The injured old man, who told him to take the painting, also gave him his ring and asked him to bring it to a place called Blackwell and Hobart. When he returns it, he meets the old man's business partner, Hobie, and also the girl he was attracted to in the museum, the elderly man’s companion, convalescing there from her injuries. He visits with Pippa awhile, becoming more and more attracted to her. Hobie was so touched by the return of his dear friend Woody’s ring that he told Theo he would always be there for him if he needed help.
Eventually, the father who had abandoned him and his mom, turns up and takes him to live in Las Vegas. He has ulterior motives for taking him back into his custody, but Theo is unaware of them until he is asked to lie to the trustee, asking him to give his father a large amount of cash from his mother’s legacy. His father is still a gambler and a drinker and he is in deep debt. While living in Nevada, Theo meets Boris, a rather questionable character who offers him friendship. Boris has some strange ideas about life concerning what is allowed and what is forbidden. Already on a path of dubious ethical behavior, he is led down a steeper path by Boris, who broadens his debauchery with drugs, alcohol, cutting school and petty theft.

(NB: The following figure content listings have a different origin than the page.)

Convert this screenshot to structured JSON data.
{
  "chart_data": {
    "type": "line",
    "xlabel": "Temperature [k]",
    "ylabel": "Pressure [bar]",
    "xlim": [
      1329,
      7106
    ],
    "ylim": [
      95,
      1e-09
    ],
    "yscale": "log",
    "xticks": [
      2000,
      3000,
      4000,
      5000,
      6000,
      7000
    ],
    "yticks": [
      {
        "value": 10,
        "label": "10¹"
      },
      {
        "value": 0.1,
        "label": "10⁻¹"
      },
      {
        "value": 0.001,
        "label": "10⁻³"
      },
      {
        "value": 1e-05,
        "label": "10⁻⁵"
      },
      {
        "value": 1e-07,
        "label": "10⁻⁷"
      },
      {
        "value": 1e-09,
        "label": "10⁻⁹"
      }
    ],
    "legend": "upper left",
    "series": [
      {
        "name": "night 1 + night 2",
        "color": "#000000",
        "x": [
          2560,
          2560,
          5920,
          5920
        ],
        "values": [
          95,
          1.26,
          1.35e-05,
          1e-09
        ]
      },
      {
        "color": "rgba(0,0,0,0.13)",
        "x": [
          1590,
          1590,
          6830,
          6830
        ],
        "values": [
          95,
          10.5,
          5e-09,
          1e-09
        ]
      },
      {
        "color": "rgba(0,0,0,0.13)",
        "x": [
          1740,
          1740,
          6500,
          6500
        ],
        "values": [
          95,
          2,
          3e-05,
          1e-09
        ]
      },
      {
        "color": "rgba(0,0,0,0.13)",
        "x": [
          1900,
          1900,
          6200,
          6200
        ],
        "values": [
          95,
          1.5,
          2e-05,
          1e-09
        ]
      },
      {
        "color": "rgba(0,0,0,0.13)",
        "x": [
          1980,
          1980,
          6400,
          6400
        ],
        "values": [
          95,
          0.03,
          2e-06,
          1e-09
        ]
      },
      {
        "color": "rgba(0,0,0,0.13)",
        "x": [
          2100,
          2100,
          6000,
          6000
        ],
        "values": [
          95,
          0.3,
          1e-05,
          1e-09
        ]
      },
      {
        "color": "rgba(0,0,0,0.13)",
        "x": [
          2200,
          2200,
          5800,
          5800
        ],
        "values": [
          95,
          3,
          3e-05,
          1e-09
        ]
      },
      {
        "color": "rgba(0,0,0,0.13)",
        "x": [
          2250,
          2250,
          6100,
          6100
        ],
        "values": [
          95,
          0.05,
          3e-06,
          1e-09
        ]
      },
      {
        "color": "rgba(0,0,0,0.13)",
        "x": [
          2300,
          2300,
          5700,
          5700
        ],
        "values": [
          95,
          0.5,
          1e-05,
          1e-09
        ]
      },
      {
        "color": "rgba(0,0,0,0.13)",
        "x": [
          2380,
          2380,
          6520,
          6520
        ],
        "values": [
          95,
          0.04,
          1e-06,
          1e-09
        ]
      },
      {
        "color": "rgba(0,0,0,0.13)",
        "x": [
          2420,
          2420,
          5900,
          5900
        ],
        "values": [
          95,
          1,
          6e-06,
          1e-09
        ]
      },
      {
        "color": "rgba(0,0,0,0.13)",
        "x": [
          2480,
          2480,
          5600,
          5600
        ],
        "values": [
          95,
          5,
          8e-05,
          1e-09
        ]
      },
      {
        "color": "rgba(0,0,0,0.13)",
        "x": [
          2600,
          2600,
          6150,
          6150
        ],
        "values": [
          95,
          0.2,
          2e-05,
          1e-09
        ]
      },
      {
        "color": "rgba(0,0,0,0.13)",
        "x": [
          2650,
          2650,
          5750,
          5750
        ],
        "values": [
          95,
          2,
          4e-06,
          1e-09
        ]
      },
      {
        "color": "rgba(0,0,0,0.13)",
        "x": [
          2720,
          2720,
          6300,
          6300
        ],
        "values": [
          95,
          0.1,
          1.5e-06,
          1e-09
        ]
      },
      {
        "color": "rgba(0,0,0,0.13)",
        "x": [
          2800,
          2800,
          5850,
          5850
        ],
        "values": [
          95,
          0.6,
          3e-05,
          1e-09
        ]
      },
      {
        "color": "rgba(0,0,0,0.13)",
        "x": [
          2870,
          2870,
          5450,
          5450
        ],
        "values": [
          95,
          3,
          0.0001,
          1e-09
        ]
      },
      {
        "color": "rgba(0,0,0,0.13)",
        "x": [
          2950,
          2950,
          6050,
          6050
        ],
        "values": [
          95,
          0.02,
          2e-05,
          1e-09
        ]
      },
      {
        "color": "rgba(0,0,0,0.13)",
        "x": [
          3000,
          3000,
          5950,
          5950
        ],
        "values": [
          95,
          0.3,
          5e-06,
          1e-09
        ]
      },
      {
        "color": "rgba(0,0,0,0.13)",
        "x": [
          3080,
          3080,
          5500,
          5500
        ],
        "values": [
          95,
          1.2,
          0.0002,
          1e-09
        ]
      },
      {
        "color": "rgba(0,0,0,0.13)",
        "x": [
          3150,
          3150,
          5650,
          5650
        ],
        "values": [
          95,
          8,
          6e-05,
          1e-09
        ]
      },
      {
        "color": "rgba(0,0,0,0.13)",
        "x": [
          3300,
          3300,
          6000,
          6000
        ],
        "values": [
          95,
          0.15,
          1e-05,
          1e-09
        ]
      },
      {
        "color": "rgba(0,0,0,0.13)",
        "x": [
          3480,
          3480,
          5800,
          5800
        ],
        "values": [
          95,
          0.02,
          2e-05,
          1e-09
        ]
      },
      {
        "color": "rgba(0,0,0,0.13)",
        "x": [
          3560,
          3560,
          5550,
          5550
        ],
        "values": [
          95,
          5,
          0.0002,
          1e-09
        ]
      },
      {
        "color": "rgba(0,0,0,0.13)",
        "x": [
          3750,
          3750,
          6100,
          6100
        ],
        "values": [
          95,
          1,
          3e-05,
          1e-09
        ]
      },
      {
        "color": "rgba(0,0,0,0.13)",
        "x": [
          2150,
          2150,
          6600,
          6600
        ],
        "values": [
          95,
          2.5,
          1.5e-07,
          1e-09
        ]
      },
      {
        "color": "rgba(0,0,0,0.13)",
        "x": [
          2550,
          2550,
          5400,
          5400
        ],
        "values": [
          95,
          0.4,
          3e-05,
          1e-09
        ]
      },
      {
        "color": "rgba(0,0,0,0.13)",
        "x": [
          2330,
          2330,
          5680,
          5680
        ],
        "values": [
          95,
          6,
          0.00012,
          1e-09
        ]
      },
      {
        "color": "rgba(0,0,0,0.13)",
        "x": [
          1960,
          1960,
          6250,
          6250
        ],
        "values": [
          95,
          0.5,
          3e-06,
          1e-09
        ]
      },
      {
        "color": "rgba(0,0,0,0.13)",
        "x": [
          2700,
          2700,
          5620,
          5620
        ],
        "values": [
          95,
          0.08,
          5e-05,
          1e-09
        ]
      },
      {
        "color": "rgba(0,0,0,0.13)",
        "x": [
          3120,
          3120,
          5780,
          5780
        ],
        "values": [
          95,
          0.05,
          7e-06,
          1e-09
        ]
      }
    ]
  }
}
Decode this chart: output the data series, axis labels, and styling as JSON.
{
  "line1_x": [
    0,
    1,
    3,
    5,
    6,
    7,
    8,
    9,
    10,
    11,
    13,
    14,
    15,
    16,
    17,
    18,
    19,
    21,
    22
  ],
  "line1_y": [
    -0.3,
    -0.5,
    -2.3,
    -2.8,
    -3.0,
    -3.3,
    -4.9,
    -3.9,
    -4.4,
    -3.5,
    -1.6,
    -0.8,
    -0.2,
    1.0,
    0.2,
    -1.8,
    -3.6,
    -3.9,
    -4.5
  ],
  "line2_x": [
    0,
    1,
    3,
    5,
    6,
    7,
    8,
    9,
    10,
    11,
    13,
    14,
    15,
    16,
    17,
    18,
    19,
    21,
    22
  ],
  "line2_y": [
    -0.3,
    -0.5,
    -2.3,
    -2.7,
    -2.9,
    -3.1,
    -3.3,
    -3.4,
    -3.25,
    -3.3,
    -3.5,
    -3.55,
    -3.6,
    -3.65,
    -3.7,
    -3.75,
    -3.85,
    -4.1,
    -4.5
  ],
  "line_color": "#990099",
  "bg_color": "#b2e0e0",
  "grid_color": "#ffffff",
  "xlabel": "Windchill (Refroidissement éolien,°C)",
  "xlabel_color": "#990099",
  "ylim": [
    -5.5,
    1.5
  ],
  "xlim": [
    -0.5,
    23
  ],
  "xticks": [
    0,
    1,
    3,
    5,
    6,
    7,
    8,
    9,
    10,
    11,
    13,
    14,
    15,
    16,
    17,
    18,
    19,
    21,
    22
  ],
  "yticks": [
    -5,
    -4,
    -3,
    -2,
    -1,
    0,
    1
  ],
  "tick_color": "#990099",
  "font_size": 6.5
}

With the sudden death of his father, Theo decides to run away to NYC, not wanting to be caught up, once again, in the morass of social services for the social workers are surely coming. Boris does not want to go with him, so he runs off alone, without thinking, and with no other place to go, winds up back at Blackwell and Hobart. There he re-encounters Pippa, and although unattainable, he remains smitten by her for years. Hobie takes him in and is happy to offer any assistance he can. He offers him a far better atmosphere of moral behavior, honor and loyalty than he had ever experienced before. As the years pass, he becomes his apprentice and then his partner. The business thrives. Unfortunately, Theo’s wayward ways follow him and he often confuses what is right from wrong in an attempt to solve his problems. He excuses his acts of betrayal by his need to make things right. For him, the means justify the ends, even when they push the envelope beyond its legal limit.
In the meantime, still in possession of the painting, he hides it in a storage facility and pretty much puts it out of his mind. Although he wants to return it, He doesn’t know how to proceed. He fears retribution and prison for taking it, in the first place, and is unable to decide what to do with it. Eventually, the decision will be taken out of his hands. From the time of his mother’s , until the time he comes to understand how and why he has floundered about, Theo and the painting are inextricably bound together. He is on a roller-coaster of confusion and uncertainty, often obsessively seeking what he can’t have and finding little satisfaction in what he attains. We bear witness to his world full of death and sadness, destruction and disappointment, unrequited love and unattainable desires.
Dostoevsky’s “The Idiot” is mentioned in the book, and like Prince Myshkin, Theo’s development is altered by the trauma of events in his life, and he too, is immature, eventually abandoning his good intentions for foolish ones because he is unable to make mature moral judgments. How will life work out for Theo?